3. Facilitate getting to know each other better activities on a regular basis. I love Jon Gordon’s hot seat where players share a hero, hardship and highlight moment.
4. Take an interest in each player beyond their ability to play the game. Show them their value is beyond their performance so they don’t get hung up on a bad game or performance.
5. Give hand written encouragement notes to at least 2 players a week. Encourage them to do the same for each other.
6. Celebrate every victory. No matter how small.
7. Let them think for themselves. Avoid the over coaching, over talking, over game scripting and allow their minds to read and adjust to situations.
8. Ask them how they could fix it before trying to tell them how. It builds confidence.

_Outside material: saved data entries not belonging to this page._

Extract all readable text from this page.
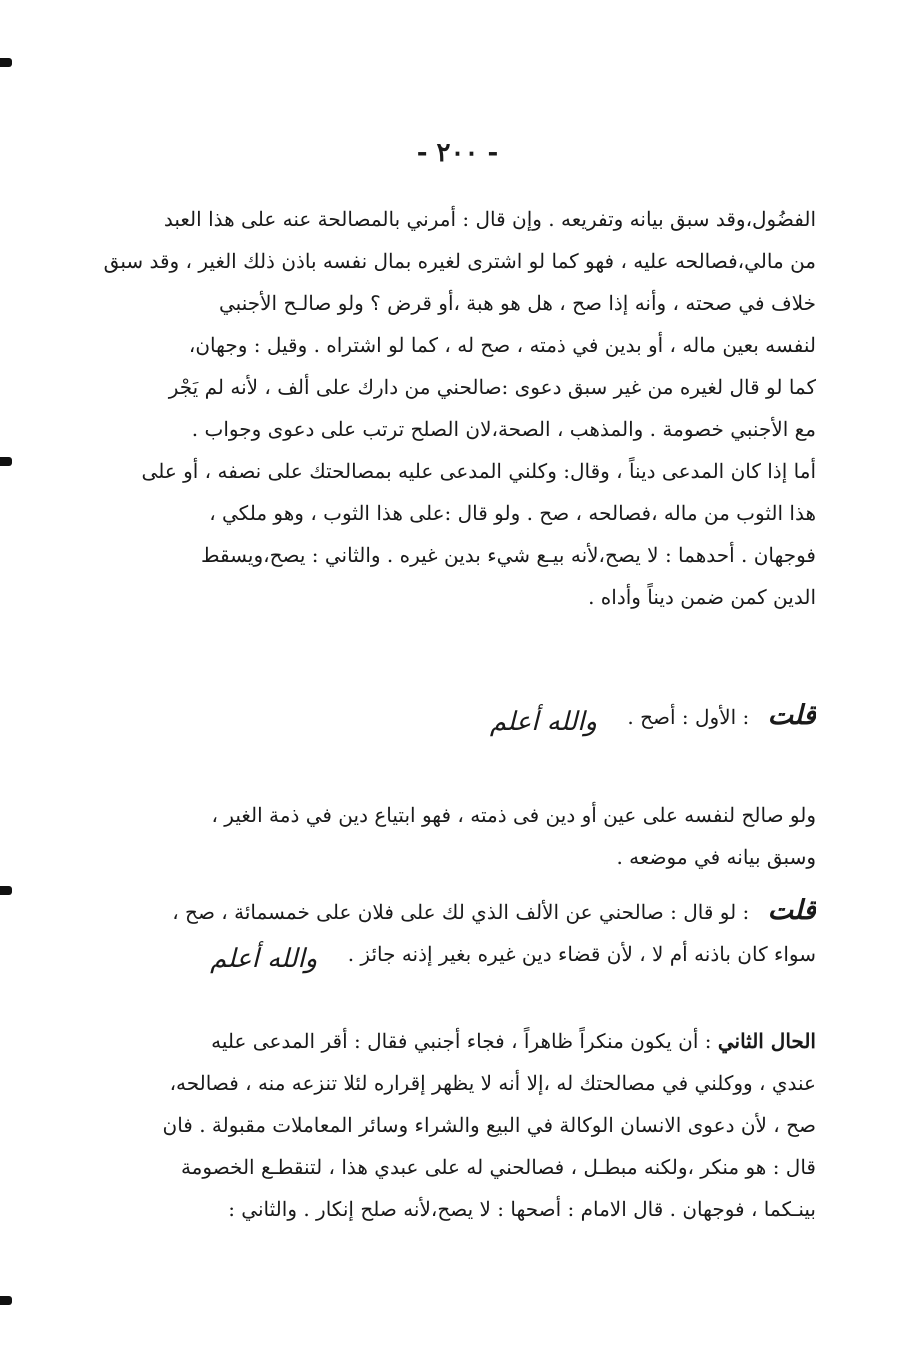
- ٢٠٠ -
الفضُول،وقد سبق بيانه وتفريعه . وإن قال : أمرني بالمصالحة عنه على هذا العبد
من مالي،فصالحه عليه ، فهو كما لو اشترى لغيره بمال نفسه باذن ذلك الغير ، وقد سبق
خلاف في صحته ، وأنه إذا صح ، هل هو هبة ،أو قرض ؟ ولو صالـح الأجنبي
لنفسه بعين ماله ، أو بدين في ذمته ، صح له ، كما لو اشتراه . وقيل : وجهان،
كما لو قال لغيره من غير سبق دعوى :صالحني من دارك على ألف ، لأنه لم يَجْر
مع الأجنبي خصومة . والمذهب ، الصحة،لان الصلح ترتب على دعوى وجواب .
أما إذا كان المدعى ديناً ، وقال: وكلني المدعى عليه بمصالحتك على نصفه ، أو على
هذا الثوب من ماله ،فصالحه ، صح . ولو قال :على هذا الثوب ، وهو ملكي ،
فوجهان . أحدهما : لا يصح،لأنه بيـع شيء بدين غيره . والثاني : يصح،ويسقط
الدين كمن ضمن ديناً وأداه .
قلت : الأول : أصح . والله أعلم
ولو صالح لنفسه على عين أو دين فى ذمته ، فهو ابتياع دين في ذمة الغير ،
وسبق بيانه في موضعه .
قلت : لو قال : صالحني عن الألف الذي لك على فلان على خمسمائة ، صح ،
سواء كان باذنه أم لا ، لأن قضاء دين غيره بغير إذنه جائز . والله أعلم
الحال الثاني : أن يكون منكراً ظاهراً ، فجاء أجنبي فقال : أقر المدعى عليه
عندي ، ووكلني في مصالحتك له ،إلا أنه لا يظهر إقراره لئلا تنزعه منه ، فصالحه،
صح ، لأن دعوى الانسان الوكالة في البيع والشراء وسائر المعاملات مقبولة . فان
قال : هو منكر ،ولكنه مبطـل ، فصالحني له على عبدي هذا ، لتنقطـع الخصومة
بينـكما ، فوجهان . قال الامام : أصحها : لا يصح،لأنه صلح إنكار . والثاني :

9. Assure your parents through any conflict how much you value their child and offer positive feedback on what they are doing well
10. Bring a positive outlook and a smile. Your players are a reflection of you.
11. Read up on culture building, mindset development, and positive coaching! It’s game changing!
You want to become the powerhouse you think your players can never become? Build a unified, driven, caring, safe atmosphere and watch their unmet potential become reality.